When special revelation tells us that a hymn to Zeus — declaring that we are all His offspring — is a hymn that is tracking with something good, then special revelation is telling us that natural law, and natural revelation, and special revelation provide us with a three-fold testimony to the triune God. No autonomy anywhere, no neutrality anywhere, and the ghost of Van Til, who haunts my dreams, is perfectly happy with me. So is the ghost of C.S.Lewis, who visits me in my waking hours. Not only that, but those two get along with each other now, and this gives me the chance to say something I have been aching to say for years, which is, “I think we’re all saying the same thing, really.” Of course, you can only say this every once in a while, like every decade or so.

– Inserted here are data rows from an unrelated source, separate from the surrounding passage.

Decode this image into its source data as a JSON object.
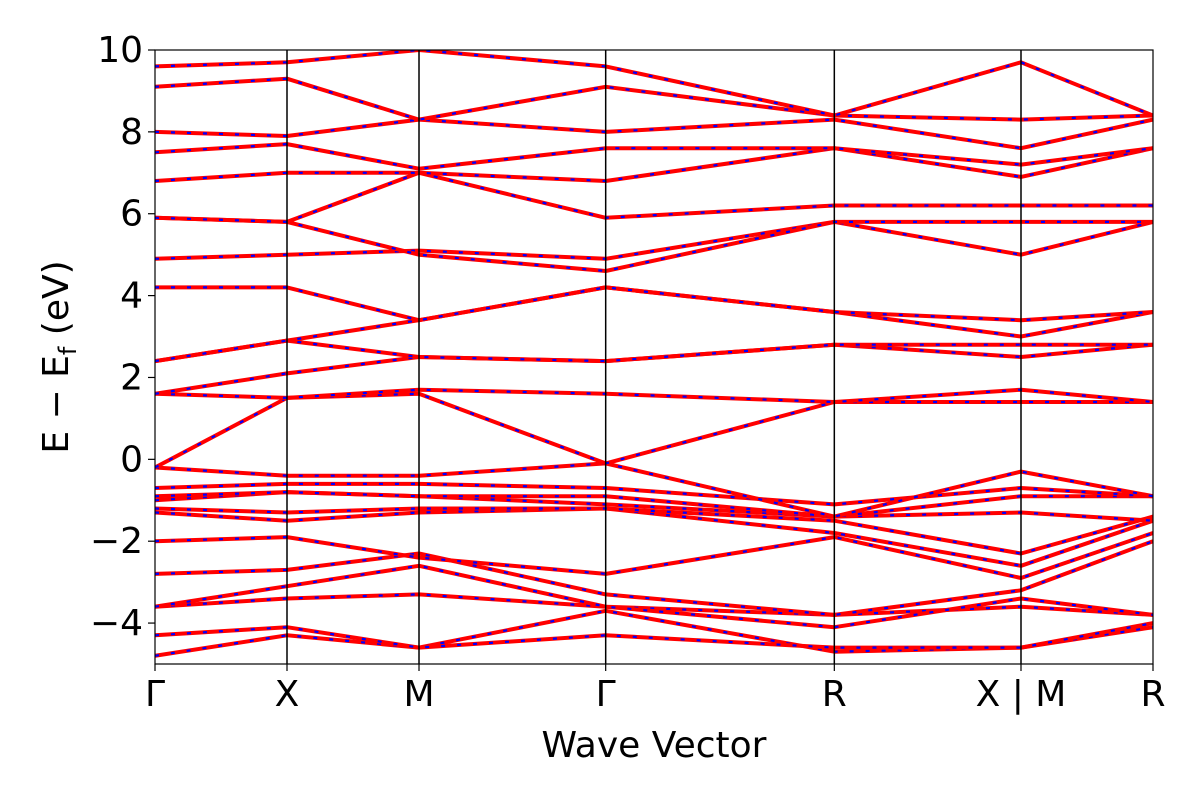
{
  "chart_data": {
    "type": "line",
    "xlabel": "Wave Vector",
    "ylabel_parts": [
      "E − E",
      "f",
      " (eV)"
    ],
    "ylim": [
      -5,
      10
    ],
    "y_ticks": [
      {
        "value": 10,
        "label": "10"
      },
      {
        "value": 8,
        "label": "8"
      },
      {
        "value": 6,
        "label": "6"
      },
      {
        "value": 4,
        "label": "4"
      },
      {
        "value": 2,
        "label": "2"
      },
      {
        "value": 0,
        "label": "0"
      },
      {
        "value": -2,
        "label": "−2"
      },
      {
        "value": -4,
        "label": "−4"
      }
    ],
    "k_path": [
      {
        "label": "Γ",
        "k": 0.0
      },
      {
        "label": "X",
        "k": 0.5
      },
      {
        "label": "M",
        "k": 1.0
      },
      {
        "label": "Γ",
        "k": 1.7071
      },
      {
        "label": "R",
        "k": 2.5731
      },
      {
        "label": "X | M",
        "k": 3.2802
      },
      {
        "label": "R",
        "k": 3.7802
      }
    ],
    "xlim": [
      0,
      3.7802
    ],
    "series_colors": {
      "primary": "#ff0000",
      "overlay": "#0000ff"
    },
    "bands": {
      "segment_bounds": [
        0.0,
        0.5,
        1.0,
        1.7071,
        2.5731,
        3.2802,
        3.7802
      ],
      "values": [
        [
          -4.8,
          -4.3,
          -4.6,
          -3.7,
          -4.7,
          -4.6,
          -4.1
        ],
        [
          -4.3,
          -4.1,
          -4.6,
          -4.3,
          -4.6,
          -4.6,
          -4.0
        ],
        [
          -3.6,
          -3.4,
          -3.3,
          -3.6,
          -3.8,
          -3.6,
          -3.8
        ],
        [
          -3.6,
          -3.1,
          -2.6,
          -3.6,
          -4.1,
          -3.4,
          -3.8
        ],
        [
          -2.8,
          -2.7,
          -2.3,
          -3.3,
          -3.8,
          -3.2,
          -2.0
        ],
        [
          -2.0,
          -1.9,
          -2.4,
          -2.8,
          -1.9,
          -2.9,
          -1.8
        ],
        [
          -1.3,
          -1.5,
          -1.3,
          -1.2,
          -1.8,
          -2.6,
          -1.5
        ],
        [
          -1.2,
          -1.3,
          -1.2,
          -1.2,
          -1.5,
          -2.3,
          -1.4
        ],
        [
          -1.0,
          -0.8,
          -0.9,
          -1.1,
          -1.4,
          -1.3,
          -1.5
        ],
        [
          -0.9,
          -0.8,
          -0.9,
          -0.9,
          -1.4,
          -0.9,
          -0.9
        ],
        [
          -0.7,
          -0.6,
          -0.6,
          -0.7,
          -1.1,
          -0.7,
          -0.9
        ],
        [
          -0.2,
          -0.4,
          -0.4,
          -0.1,
          -1.4,
          -0.3,
          -0.9
        ],
        [
          -0.2,
          1.5,
          1.6,
          -0.1,
          1.4,
          1.4,
          1.4
        ],
        [
          1.6,
          1.5,
          1.7,
          1.6,
          1.4,
          1.7,
          1.4
        ],
        [
          1.6,
          2.1,
          2.5,
          2.4,
          2.8,
          2.5,
          2.8
        ],
        [
          2.4,
          2.9,
          2.5,
          2.4,
          2.8,
          2.8,
          2.8
        ],
        [
          2.4,
          2.9,
          3.4,
          4.2,
          3.6,
          3.0,
          3.6
        ],
        [
          4.2,
          4.2,
          3.4,
          4.2,
          3.6,
          3.4,
          3.6
        ],
        [
          4.9,
          5.0,
          5.1,
          4.9,
          5.8,
          5.0,
          5.8
        ],
        [
          5.9,
          5.8,
          5.0,
          4.6,
          5.8,
          5.8,
          5.8
        ],
        [
          5.9,
          5.8,
          7.0,
          5.9,
          6.2,
          6.2,
          6.2
        ],
        [
          6.8,
          7.0,
          7.0,
          6.8,
          7.6,
          6.9,
          7.6
        ],
        [
          7.5,
          7.7,
          7.1,
          7.6,
          7.6,
          7.2,
          7.6
        ],
        [
          8.0,
          7.9,
          8.3,
          8.0,
          8.3,
          7.6,
          8.3
        ],
        [
          9.1,
          9.3,
          8.3,
          9.1,
          8.4,
          8.3,
          8.4
        ],
        [
          9.6,
          9.7,
          10.0,
          9.6,
          8.4,
          9.7,
          8.4
        ]
      ]
    }
  }
}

This is just like the two kingdoms issue. I don’t care how many kingdoms you think there are, I care how many kings you think there are. I don’t care how many forms of “natural” communication you believe have happened, but rather how many gods you think fit under the heading of “Nature’s God.” There is only one — the true God.
The problem arises when advocates of either position adopt, for whatever reason, a silo mentality — a silo that they will not allow to connect at the top with what every form of creational law or revelation must connect to, the Lord Jesus. Ardent Vantilians can give the raspberry to natural law theorists because of party spirit. And natural law theorists can reject the rigor of Vantilian thought because they imagine a generic Enlightenment God spending eternity humming “Don’t Fence Me In.”
But it all connects. All of created reality is Christian at the top, and for the consistent Christian, Christian at the bottom. All of created reality is Christian at the top, and for the Gentile, partial at bottom. All this is just another way of saying that natural law is just fine if Jesus is the Lord of it.